In that light, it's hard to take seriously State Department assurances that its guidance to companies doing business in Iran will be aimed at keeping them within the law. Iran, we can be confident, will do everything it can to circumvent international regulations.
Momentum, thankfully, is building up in Congress to counter Iran's re-entry into a global financial system in which the U.S. is still the most powerful player. In early April, Sens. Marco Rubio (R-Fla.) and Mark Kirk (R-Ill.) introduced a bill that will prevent Iran from gaining even indirect access to American banks and other financial institutions, while also imposing secondary sanctions against any financial institutions that assist Iran in offshore dollar trading.

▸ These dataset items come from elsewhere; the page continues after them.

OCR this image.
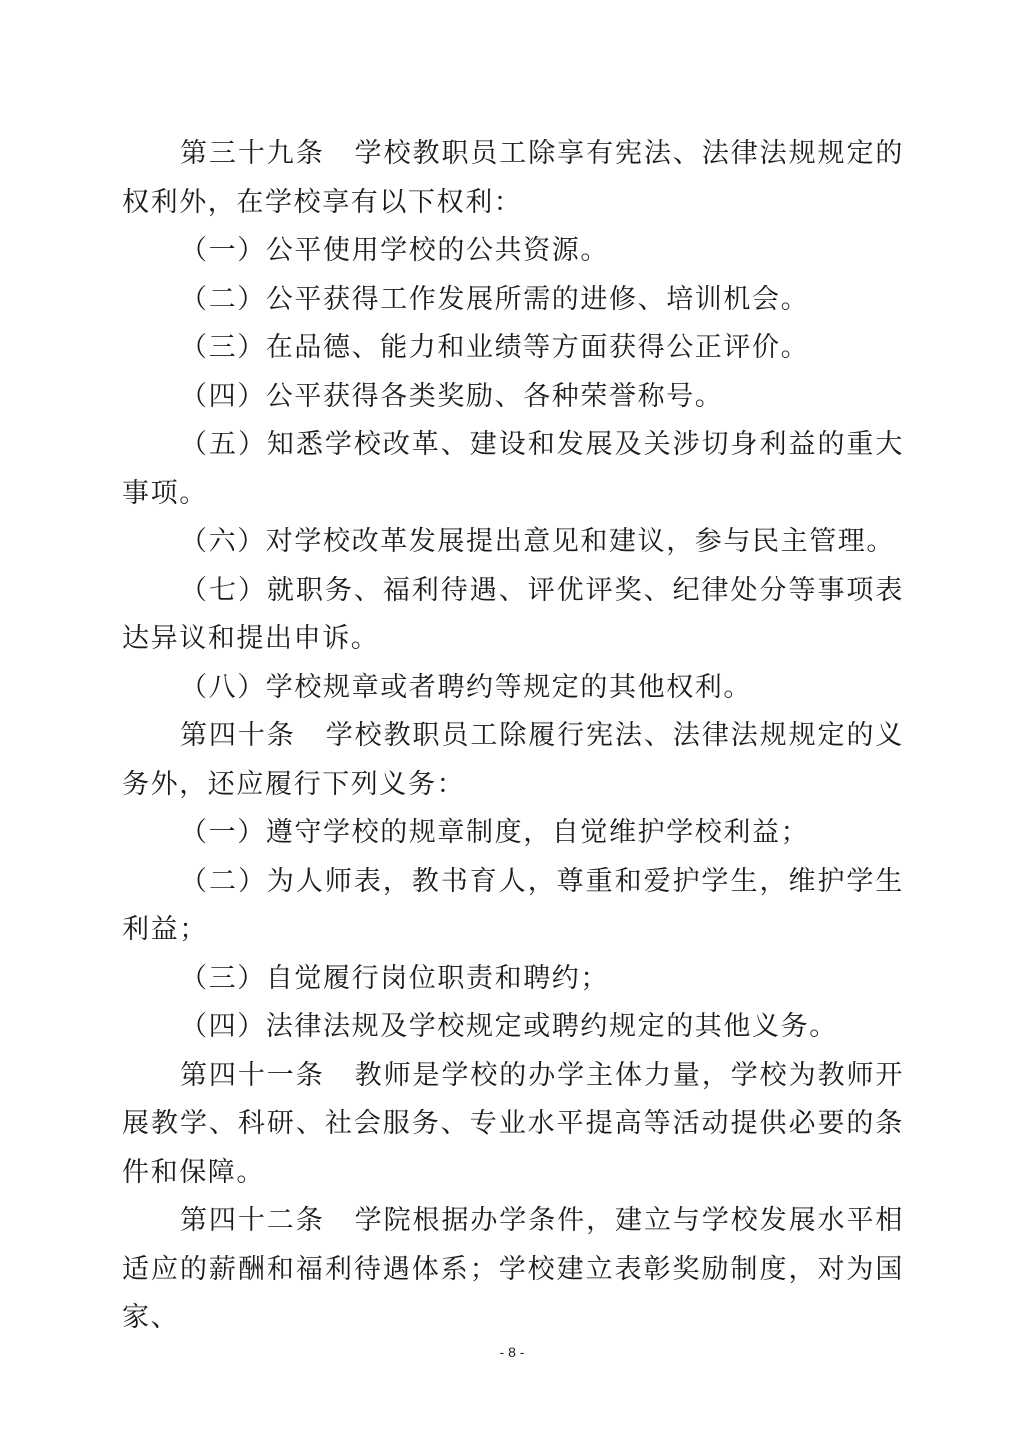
第三十九条 学校教职员工除享有宪法、法律法规规定的权利外，在学校享有以下权利：

（一）公平使用学校的公共资源。

（二）公平获得工作发展所需的进修、培训机会。

（三）在品德、能力和业绩等方面获得公正评价。

（四）公平获得各类奖励、各种荣誉称号。

（五）知悉学校改革、建设和发展及关涉切身利益的重大事项。

（六）对学校改革发展提出意见和建议，参与民主管理。

（七）就职务、福利待遇、评优评奖、纪律处分等事项表达异议和提出申诉。

（八）学校规章或者聘约等规定的其他权利。

第四十条 学校教职员工除履行宪法、法律法规规定的义务外，还应履行下列义务：

（一）遵守学校的规章制度，自觉维护学校利益；

（二）为人师表，教书育人，尊重和爱护学生，维护学生利益；

（三）自觉履行岗位职责和聘约；

（四）法律法规及学校规定或聘约规定的其他义务。

第四十一条 教师是学校的办学主体力量，学校为教师开展教学、科研、社会服务、专业水平提高等活动提供必要的条件和保障。

第四十二条 学院根据办学条件，建立与学校发展水平相适应的薪酬和福利待遇体系；学校建立表彰奖励制度，对为国家、

- 8 -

At the same time, the House Intelligence Committee has announced an investigation into whether the Obama administration misled Congress over the nuclear deal with Iran, on such critical issues as continuing Iranian missile tests and the character of the nuclear facilities inspections regime. Moreover, the anxiety over these concessions to Iran is bipartisan in nature. Prominent Democrats pushing back against administration policy include House Minority Whip Rep. Steny Hoyer (D-Md.), who told the recent AIPAC policy conference that blocking Iran from obtaining nuclear weapons—a potential outcome that the nuclear deal has no power to prevent—needs to be our "number one" focus.

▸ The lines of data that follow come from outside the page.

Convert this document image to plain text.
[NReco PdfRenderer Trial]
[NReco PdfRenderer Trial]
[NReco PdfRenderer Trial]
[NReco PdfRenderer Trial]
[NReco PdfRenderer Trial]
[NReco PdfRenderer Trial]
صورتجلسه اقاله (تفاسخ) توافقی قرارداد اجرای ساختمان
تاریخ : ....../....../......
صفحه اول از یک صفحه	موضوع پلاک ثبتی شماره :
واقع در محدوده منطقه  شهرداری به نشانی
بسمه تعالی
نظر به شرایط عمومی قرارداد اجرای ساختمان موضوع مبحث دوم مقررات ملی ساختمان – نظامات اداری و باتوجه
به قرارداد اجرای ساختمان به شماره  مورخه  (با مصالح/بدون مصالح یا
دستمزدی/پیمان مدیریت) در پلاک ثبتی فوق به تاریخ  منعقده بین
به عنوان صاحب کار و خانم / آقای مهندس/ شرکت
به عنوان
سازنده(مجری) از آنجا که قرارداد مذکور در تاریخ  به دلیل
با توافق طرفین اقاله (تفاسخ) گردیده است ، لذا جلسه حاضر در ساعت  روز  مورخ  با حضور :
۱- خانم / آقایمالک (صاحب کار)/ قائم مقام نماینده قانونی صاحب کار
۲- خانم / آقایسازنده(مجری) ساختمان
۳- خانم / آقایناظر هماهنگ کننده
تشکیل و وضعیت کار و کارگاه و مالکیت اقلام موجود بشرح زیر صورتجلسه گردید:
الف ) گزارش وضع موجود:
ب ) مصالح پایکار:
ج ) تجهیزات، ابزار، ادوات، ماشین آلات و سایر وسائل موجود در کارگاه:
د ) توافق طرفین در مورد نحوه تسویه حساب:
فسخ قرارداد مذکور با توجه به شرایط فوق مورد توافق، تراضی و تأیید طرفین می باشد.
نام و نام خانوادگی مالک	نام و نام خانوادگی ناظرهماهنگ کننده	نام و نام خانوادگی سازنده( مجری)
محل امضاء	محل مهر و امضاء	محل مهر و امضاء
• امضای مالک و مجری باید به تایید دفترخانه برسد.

Meanwhile, Iran is doing everything it can to remind the world that its stance will only become more belligerent. After one of the regime's missile tests in early March, Brigadier General Amir Ali Hajizadeh issued a brazen threat to Israel, stating that the "reason we designed our missiles with a range of 2,000 kilometers is to be able to hit our enemy the Zionist regime from a safe distance."

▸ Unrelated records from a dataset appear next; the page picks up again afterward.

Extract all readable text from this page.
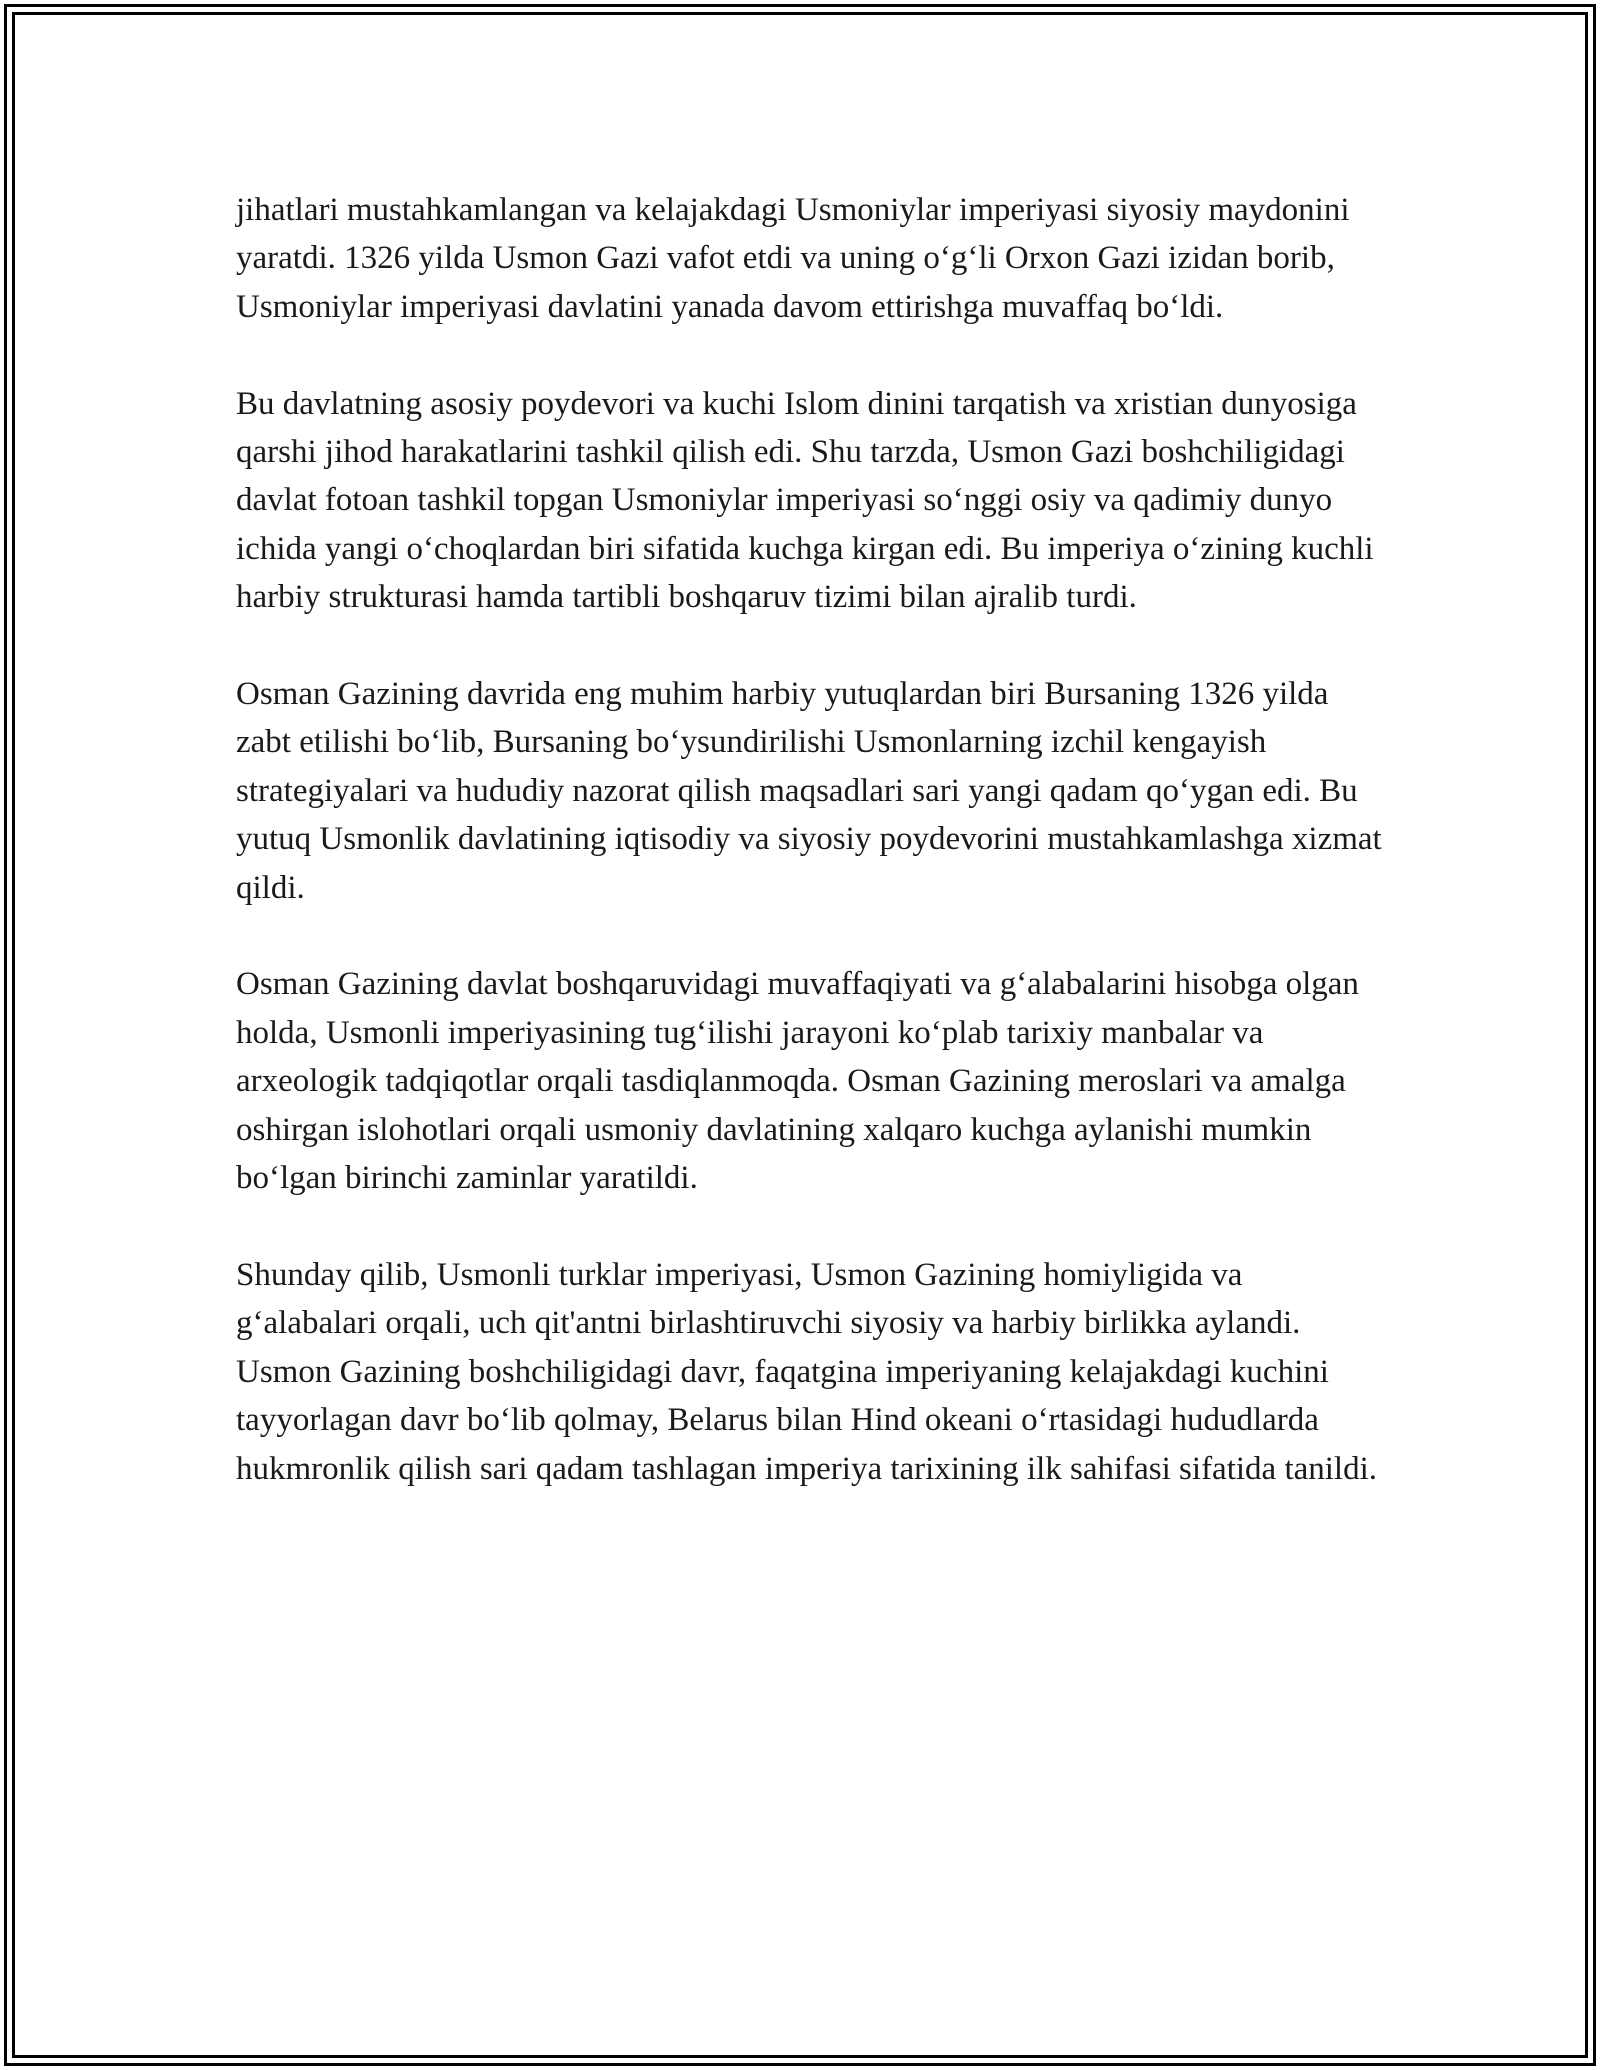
jihatlari mustahkamlangan va kelajakdagi Usmoniylar imperiyasi siyosiy maydonini yaratdi. 1326 yilda Usmon Gazi vafot etdi va uning o‘g‘li Orxon Gazi izidan borib, Usmoniylar imperiyasi davlatini yanada davom ettirishga muvaffaq bo‘ldi.

Bu davlatning asosiy poydevori va kuchi Islom dinini tarqatish va xristian dunyosiga qarshi jihod harakatlarini tashkil qilish edi. Shu tarzda, Usmon Gazi boshchiligidagi davlat fotoan tashkil topgan Usmoniylar imperiyasi so‘nggi osiy va qadimiy dunyo ichida yangi o‘choqlardan biri sifatida kuchga kirgan edi. Bu imperiya o‘zining kuchli harbiy strukturasi hamda tartibli boshqaruv tizimi bilan ajralib turdi.

Osman Gazining davrida eng muhim harbiy yutuqlardan biri Bursaning 1326 yilda zabt etilishi bo‘lib, Bursaning bo‘ysundirilishi Usmonlarning izchil kengayish strategiyalari va hududiy nazorat qilish maqsadlari sari yangi qadam qo‘ygan edi. Bu yutuq Usmonlik davlatining iqtisodiy va siyosiy poydevorini mustahkamlashga xizmat qildi.

Osman Gazining davlat boshqaruvidagi muvaffaqiyati va g‘alabalarini hisobga olgan holda, Usmonli imperiyasining tug‘ilishi jarayoni ko‘plab tarixiy manbalar va arxeologik tadqiqotlar orqali tasdiqlanmoqda. Osman Gazining meroslari va amalga oshirgan islohotlari orqali usmoniy davlatining xalqaro kuchga aylanishi mumkin bo‘lgan birinchi zaminlar yaratildi.

Shunday qilib, Usmonli turklar imperiyasi, Usmon Gazining homiyligida va g‘alabalari orqali, uch qit'antni birlashtiruvchi siyosiy va harbiy birlikka aylandi. Usmon Gazining boshchiligidagi davr, faqatgina imperiyaning kelajakdagi kuchini tayyorlagan davr bo‘lib qolmay, Belarus bilan Hind okeani o‘rtasidagi hududlarda hukmronlik qilish sari qadam tashlagan imperiya tarixining ilk sahifasi sifatida tanildi.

That has now been followed up with another demonstration of intent. On April 7, Iranian Defense Minister Brigadier General Hossein Dehqan inaugurated a new Octogen power plant. Octogen is an explosive used in penetrating missile warheads. It can also be deployed as a detonator for an atomic weapon.
A statement from the Iranian Defense Ministry didn't need to pretend that the Octogen manufacture was for defensive purposes. "The Defense Ministry has also paid attention to boosting the destructive and penetration power of different weapons' warheads and has put on its agenda the acquisition of the technical know-how to produce Octogen explosive materials and Octogen-based weapons," the statement said.
What should worry us here in America is that our current administration is quite satisfied with this current threat level. When it comes to the presidential race, fear of further strategic giveaways to the Iranians will remain locked in place for as long as Donald Trump and Sen. Bernie Sanders (D-Vt.), with their isolationist platforms, maintain their bids for their respective parties' nominations.
The present activity in Congress is our best hope of pushing back against Iran, but it will not undo the nuclear deal. Nor will it prevent further Iranian missile tests, or Iran's backing for such monsters as Assad and the Islamist terrorist organization Hezbollah. Given that, why would Iran conduct itself any differently?